7 content="Again, new object/array index + function + loop syntax, built-in functions, a License and lambdas"
8/>
The issue being the html.Attribute
structure we will use to access these
attributes returns an array, not particularly efficient to search multiple
times for multiple pages to index, therefore we need a helper function for
converting this array into a hash table mapping keys to values:
1// [...]
2func attrToMap(attr []html.Attribute) map[string]string {
3 r := make(map[string]string, len(attr))
4 for _, a := range attr {
5 r[a.Key] = a.Val
6 }
7 return r
8}
We will use this function in combination with hasKeyWithValue
- a function we
will implement in a second:
1// [...]
2func Extract(r io.Reader) Site {
3 site := Site{}
4 lexer := html.NewTokenizer(r)
5
6 var inHead bool
7 var inTitle bool
8 for {
9 tokenType := lexer.Next()
10 tok := lexer.Token()
11 switch tokenType {
12 case html.EndTagToken: // </head>
13 if tok.Data == "head" {
14 return site
15 }
16 case html.StartTagToken: // <head>
17 if tok.Data == "head" {
18 inHead = true
19 }
20
21 // keep lexing if not in head of document
22 if !inHead {
23 continue
24 }
25
26 var attrMap map[string]string
27 if tok.Data == "meta" {
28 if attrMap == nil {
29 attrMap = attrToMap(tok.Attr)
30 }
31 if hasKeyWithValue(attrMap, "property", "og:description") || hasKeyWithValue(attrMap, "name", "description") {
32 // we have the check above, thus we skip error handling here
33 site.Description, _ = attrMap["content"]
34 }
35 }
36
37 if tok.Data == "title" {
38 inTitle = true
39 }
40 case html.TextToken:
41 if inTitle {
42 site.Title = tok.Data
43 inTitle = false
44 }
45 }
46 }
47 return site
48}
The usage of the new hasKeyWithValue
function may not be intuitive, therefore
lets first take a look at the implementation:
1// [...]
2func hasKeyWithValue(attributes map[string]string, key, value string) bool {
3 if val, ok := attributes[key]; ok {
4 if val == value {
5 return true
6 }
7 }
8 return false
9}
The function just checks if the key is contained in the map and the passed in value matches the value found in the attribute map.

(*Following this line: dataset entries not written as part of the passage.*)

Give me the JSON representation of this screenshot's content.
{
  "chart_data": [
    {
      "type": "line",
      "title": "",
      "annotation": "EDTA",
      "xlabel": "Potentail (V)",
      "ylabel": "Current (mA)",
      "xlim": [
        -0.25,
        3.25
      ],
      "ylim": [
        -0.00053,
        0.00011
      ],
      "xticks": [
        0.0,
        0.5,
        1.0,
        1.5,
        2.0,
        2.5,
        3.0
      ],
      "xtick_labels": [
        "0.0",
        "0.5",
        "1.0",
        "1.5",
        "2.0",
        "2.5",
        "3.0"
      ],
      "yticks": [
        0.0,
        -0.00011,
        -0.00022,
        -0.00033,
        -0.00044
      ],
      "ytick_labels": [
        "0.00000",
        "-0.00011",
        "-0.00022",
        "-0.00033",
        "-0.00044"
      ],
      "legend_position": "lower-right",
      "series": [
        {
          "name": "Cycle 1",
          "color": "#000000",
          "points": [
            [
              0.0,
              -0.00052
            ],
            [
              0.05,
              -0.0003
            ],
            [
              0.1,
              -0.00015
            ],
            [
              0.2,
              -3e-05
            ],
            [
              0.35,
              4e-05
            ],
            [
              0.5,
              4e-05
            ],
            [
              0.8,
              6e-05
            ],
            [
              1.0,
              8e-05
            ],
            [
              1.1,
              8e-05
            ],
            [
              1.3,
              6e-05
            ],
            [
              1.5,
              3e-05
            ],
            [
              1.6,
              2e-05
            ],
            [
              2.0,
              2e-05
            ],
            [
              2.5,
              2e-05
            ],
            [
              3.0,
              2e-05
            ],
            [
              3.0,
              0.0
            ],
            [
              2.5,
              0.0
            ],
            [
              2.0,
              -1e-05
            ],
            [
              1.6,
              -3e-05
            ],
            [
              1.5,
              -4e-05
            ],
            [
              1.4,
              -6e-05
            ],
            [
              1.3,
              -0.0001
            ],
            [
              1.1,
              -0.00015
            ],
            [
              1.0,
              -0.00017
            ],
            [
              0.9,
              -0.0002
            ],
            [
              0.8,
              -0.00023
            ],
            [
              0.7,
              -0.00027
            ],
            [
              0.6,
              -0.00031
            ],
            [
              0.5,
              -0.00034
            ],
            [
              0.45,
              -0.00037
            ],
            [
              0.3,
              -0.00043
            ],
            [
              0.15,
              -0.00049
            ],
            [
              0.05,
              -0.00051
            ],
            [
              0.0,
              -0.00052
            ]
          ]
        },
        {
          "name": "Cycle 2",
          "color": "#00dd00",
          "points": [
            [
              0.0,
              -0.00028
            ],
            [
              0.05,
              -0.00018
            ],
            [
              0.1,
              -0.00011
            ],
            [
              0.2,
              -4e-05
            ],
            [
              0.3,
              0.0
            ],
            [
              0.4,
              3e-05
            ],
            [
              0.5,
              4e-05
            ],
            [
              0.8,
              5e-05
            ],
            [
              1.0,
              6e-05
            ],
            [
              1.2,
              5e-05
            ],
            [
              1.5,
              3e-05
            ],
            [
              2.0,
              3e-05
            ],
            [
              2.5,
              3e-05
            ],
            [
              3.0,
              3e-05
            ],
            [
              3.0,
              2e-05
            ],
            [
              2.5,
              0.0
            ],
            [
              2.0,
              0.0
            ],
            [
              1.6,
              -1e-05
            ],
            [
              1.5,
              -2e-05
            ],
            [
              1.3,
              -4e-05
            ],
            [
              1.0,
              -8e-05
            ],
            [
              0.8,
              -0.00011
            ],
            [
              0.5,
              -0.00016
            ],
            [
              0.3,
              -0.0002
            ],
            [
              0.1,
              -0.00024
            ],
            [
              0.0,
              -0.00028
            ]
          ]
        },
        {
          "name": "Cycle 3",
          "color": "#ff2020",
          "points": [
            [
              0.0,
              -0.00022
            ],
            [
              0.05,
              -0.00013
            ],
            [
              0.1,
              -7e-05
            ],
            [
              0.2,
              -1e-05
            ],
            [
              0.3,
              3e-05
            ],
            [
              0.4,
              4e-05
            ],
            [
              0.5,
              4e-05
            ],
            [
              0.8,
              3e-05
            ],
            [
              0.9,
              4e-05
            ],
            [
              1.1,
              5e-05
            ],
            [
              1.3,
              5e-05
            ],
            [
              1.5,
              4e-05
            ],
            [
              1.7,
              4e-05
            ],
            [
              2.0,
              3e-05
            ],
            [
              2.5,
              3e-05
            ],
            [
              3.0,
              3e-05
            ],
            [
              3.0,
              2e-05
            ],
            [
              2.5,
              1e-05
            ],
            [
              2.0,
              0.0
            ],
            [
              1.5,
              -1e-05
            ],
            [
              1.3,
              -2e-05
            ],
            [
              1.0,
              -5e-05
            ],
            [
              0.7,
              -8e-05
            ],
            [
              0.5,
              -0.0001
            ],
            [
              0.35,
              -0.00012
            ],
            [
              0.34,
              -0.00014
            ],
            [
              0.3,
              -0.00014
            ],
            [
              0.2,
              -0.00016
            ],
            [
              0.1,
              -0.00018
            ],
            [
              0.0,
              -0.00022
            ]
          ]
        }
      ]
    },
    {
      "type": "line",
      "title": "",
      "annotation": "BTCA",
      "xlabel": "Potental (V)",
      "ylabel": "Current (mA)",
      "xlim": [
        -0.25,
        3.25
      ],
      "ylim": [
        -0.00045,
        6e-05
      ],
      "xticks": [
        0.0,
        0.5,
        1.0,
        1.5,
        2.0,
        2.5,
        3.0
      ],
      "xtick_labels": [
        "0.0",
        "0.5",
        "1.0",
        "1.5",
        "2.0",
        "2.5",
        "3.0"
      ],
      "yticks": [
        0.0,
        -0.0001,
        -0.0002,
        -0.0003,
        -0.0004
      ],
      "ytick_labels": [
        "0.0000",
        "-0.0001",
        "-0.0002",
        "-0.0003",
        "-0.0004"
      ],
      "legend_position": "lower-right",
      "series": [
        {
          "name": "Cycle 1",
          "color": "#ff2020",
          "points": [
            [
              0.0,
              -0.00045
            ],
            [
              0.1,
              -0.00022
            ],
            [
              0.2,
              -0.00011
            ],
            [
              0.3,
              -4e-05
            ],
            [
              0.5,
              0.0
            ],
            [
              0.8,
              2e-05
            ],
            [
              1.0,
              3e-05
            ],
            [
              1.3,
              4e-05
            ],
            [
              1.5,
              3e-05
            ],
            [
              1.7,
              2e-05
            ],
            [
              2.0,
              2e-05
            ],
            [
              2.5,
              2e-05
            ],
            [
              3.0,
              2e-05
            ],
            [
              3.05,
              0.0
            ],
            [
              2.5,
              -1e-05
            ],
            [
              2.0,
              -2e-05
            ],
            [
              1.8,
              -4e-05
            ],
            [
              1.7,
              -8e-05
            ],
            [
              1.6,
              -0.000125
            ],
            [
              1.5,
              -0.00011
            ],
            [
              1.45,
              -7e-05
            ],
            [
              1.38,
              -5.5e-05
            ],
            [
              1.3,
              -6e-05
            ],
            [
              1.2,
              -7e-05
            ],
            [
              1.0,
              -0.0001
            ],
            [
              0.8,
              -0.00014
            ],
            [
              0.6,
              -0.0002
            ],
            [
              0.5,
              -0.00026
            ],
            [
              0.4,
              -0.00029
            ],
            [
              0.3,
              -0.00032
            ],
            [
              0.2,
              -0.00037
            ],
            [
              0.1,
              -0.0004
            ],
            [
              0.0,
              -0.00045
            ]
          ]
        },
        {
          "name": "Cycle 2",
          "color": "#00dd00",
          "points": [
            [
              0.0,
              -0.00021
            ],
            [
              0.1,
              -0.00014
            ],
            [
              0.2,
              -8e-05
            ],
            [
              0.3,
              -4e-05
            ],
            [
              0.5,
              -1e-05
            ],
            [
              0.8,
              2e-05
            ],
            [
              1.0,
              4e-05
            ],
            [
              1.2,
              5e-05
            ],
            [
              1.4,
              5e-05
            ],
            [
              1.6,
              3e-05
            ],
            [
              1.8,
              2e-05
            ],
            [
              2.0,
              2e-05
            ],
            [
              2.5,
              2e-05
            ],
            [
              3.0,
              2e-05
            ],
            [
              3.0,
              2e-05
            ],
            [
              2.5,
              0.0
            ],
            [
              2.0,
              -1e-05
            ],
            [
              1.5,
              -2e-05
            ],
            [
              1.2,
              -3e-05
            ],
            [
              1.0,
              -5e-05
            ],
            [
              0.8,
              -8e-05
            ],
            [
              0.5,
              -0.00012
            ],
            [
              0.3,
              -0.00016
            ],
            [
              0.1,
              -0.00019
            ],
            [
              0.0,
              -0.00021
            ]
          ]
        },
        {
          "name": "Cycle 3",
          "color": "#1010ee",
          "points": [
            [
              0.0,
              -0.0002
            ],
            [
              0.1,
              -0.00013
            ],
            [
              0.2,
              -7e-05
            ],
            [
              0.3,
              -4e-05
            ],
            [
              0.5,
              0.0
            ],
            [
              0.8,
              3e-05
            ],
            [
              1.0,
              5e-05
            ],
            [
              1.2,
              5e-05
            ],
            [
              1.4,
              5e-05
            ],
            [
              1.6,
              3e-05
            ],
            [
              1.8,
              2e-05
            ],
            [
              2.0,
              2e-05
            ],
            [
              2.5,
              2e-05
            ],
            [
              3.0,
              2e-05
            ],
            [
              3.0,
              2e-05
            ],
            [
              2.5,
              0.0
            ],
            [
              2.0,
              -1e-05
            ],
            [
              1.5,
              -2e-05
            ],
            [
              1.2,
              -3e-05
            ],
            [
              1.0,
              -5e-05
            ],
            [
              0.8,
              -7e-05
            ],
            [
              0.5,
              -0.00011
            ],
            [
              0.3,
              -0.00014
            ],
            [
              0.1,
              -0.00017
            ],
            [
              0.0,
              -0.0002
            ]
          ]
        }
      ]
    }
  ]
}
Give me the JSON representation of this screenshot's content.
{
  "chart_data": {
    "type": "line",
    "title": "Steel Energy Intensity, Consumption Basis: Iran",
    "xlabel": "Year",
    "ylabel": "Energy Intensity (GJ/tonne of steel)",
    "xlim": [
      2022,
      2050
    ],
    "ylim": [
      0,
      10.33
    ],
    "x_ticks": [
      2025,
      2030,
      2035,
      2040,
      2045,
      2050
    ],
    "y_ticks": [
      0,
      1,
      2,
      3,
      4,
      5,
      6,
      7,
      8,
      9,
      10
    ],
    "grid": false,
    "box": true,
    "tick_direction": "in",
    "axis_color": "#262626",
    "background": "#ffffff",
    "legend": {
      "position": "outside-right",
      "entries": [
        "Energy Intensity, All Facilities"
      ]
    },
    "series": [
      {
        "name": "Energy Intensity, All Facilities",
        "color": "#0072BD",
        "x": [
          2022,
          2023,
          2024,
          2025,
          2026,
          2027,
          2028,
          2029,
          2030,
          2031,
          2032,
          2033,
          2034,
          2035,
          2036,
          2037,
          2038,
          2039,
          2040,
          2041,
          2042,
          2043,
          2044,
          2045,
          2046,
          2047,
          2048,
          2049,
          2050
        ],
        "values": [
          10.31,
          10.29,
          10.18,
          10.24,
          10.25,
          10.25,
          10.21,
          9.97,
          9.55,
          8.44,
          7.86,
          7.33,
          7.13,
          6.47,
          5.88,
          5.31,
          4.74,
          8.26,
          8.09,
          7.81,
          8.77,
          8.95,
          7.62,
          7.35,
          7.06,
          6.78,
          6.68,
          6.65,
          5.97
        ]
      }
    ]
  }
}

My favorite icon - a favicon
Lets employ the previously introduced helper functions for extracting the favicon:
1// [...]
2func Extract(r io.Reader) Site {
3 site := Site{}
4 lexer := html.NewTokenizer(r)
5
6 var inHead bool
7 var inTitle bool
8 for {
9 tokenType := lexer.Next()
10 tok := lexer.Token()
11 switch tokenType {
12 case html.EndTagToken: // </head>
13 if tok.Data == "head" {
14 return site
15 }
16 case html.StartTagToken: // <head>
17 if tok.Data == "head" {
18 inHead = true
19 }
20
21 // keep lexing if not in head of document
22 if !inHead {
23 continue
24 }
25
26 var attrMap map[string]string
27 if tok.Data == "meta" {
28 if attrMap == nil {
29 attrMap = attrToMap(tok.Attr)
30 }
31 if hasKeyWithValue(attrMap, "property", "og:description") || hasKeyWithValue(attrMap, "name", "description") {
32 // we have the check above, thus we skip error handling here
33 site.Description, _ = attrMap["content"]
34 }
35 } else if tok.Data == "link" {
36 if attrMap == nil {
37 attrMap = attrToMap(tok.Attr)
38 }
39 if hasKeyWithValue(attrMap, "type", "image/x-icon") {
40 site.IconUrl, _ = attrMap["href"]
41 }
42 }
43
44
45 if tok.Data == "title" {
46 inTitle = true
47 }
48 case html.TextToken:
49 if inTitle {
50 site.Title = tok.Data
51 inTitle = false
52 }
53 }
54 }
55 return site
56}
Here we check if a link
tag contains the property-value pair
type="image/x-icon"
and store the value of the href
attribute.
Running our tests
If we run our very cool test now, we should get no errors and everything should be fine:
1tmp.nSnzQqKFL3 :: go test ./... -v
2=== RUN TestExtractor
3--- PASS: TestExtractor (0.09s)
4PASS
5ok test 0.093s
Conclusion?
This may not be the fastest, cleanest or most efficient way, but it works and its robust.